The FSA has trebled the value of fines it has collected from financial services businesses in just one year (to March 31) from £33.1m to £96.7m, according to law firm Reynolds Porter Chamberlain LLP.

RPC says there were 15 £1m+ fines last year worth £86.9m, up 216% from £27.5m the year before when there were eight.

Jonathan Davies, partner in RPC’s financial services team, comments: “The FSA has now begun the internal reorganisation that will result in its replacement and these fines show that it is making every effort to go out with a bang.”

“This is quite an extraordinary cranking up of the FSA’s enforcement activity. We are now beginning to see fines for conduct that occurred at the start of the credit crunch. There has been a steady increase in the number and value of fines imposed since September 2008, but this is by far the biggest jump.”
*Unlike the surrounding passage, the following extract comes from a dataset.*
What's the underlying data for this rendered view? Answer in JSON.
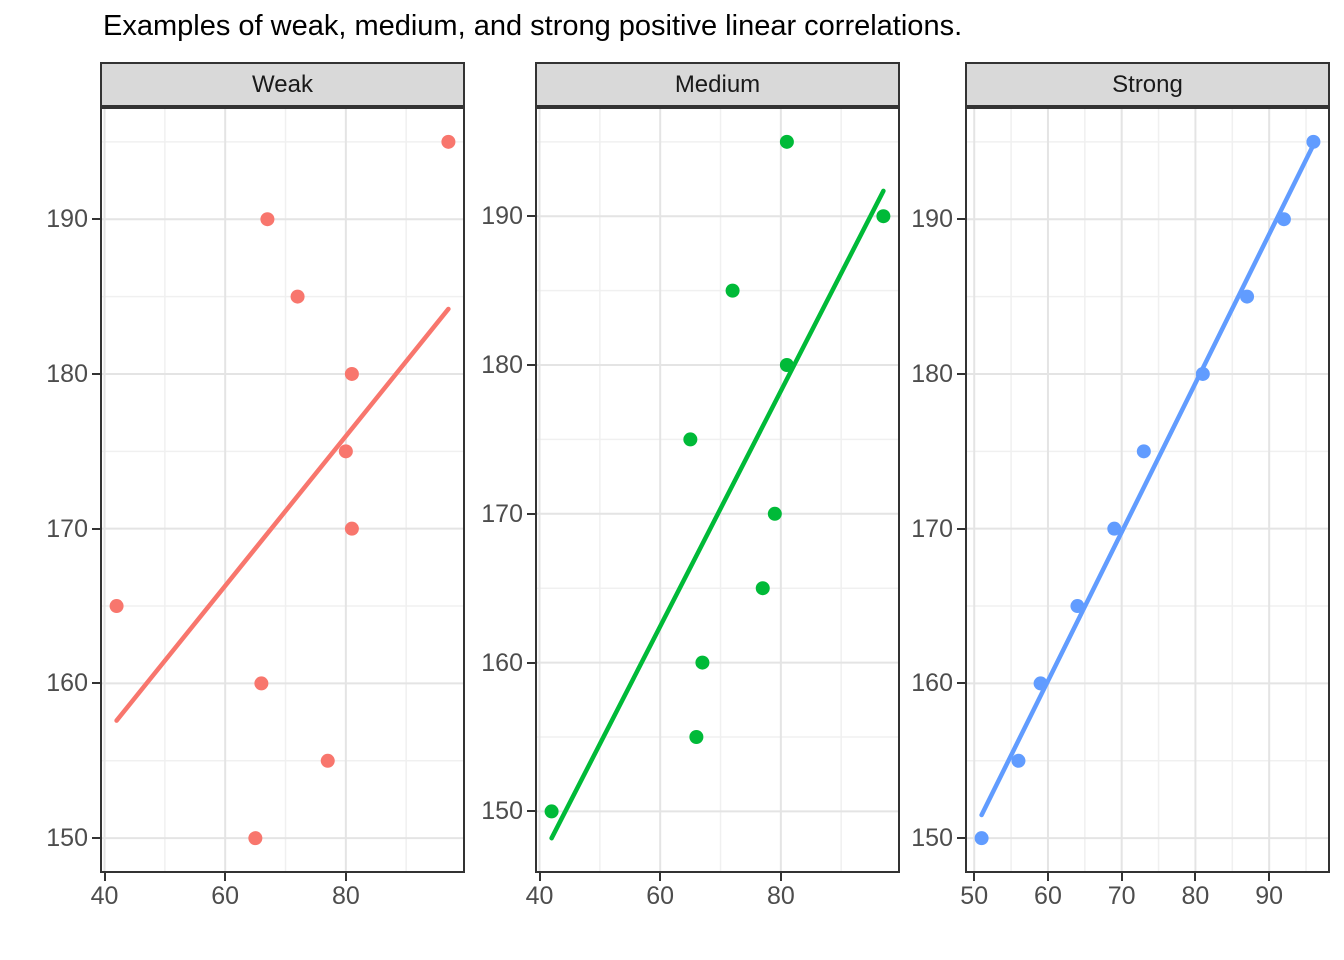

The FSA is being split into two bodies, the Prudential Regulation Authority (PRA) and the Financial Conduct Authority (FCA). All but one of this year’s fine cases would, under the new split, have come under the jurisdiction of the FCA.

Says Davies: “A significant concern we hear from clients is that the two new regulators will compete with each other to set the highest fines, putting substantial upward pressure on the amount of fines the City gets hit with each year.”

According to RPC the average fine handed down by the FSA last year was up 49% on the year before, from £739,284 to £1,099,159

“The fines cover a wide variety of offences including market abuse, failure to protect client money and assets and failings related to Unregulated Collective Investments Schemes,” he explains.

RPC says that fines paid by firms are just one small element of the total costs to the financial services sector of enforcement activity.

Davies estimates that although roughly only half of the enforcement cases brought by the FSA result in a fine all investigations result in firms incurring substantial professional costs. New FSA fines policy implemented last year could see the amount of fines treble again in future years. The policy only applied to conduct taking place after the change so all of this year’s fines were handed out under the old system.

“What will really scare financial services firms is that the FSA has clocked up record fines totalling nearly a hundred million pounds and that could easily treble next year as more fines punish conduct taking place after the rule change,” Davies explains.

The FSA has amassed such high fines in the last year that in total firms will pay 2% less to fund regulation than they did last year, despite a 10% increase in the funding requirement from £454.7m last year to £500.4m for 2011/12.

“Reduced fees are only superficially attractive for financial services firms but as these result from higher fines that are sparking massive growth in compliance costs across the City they are a pyrrhic victory,” he concludes. “The reality for most regulated firms is that they are spending much more on ramping up their compliance culture than they are saving in lower fees to pay for the City watchdog.”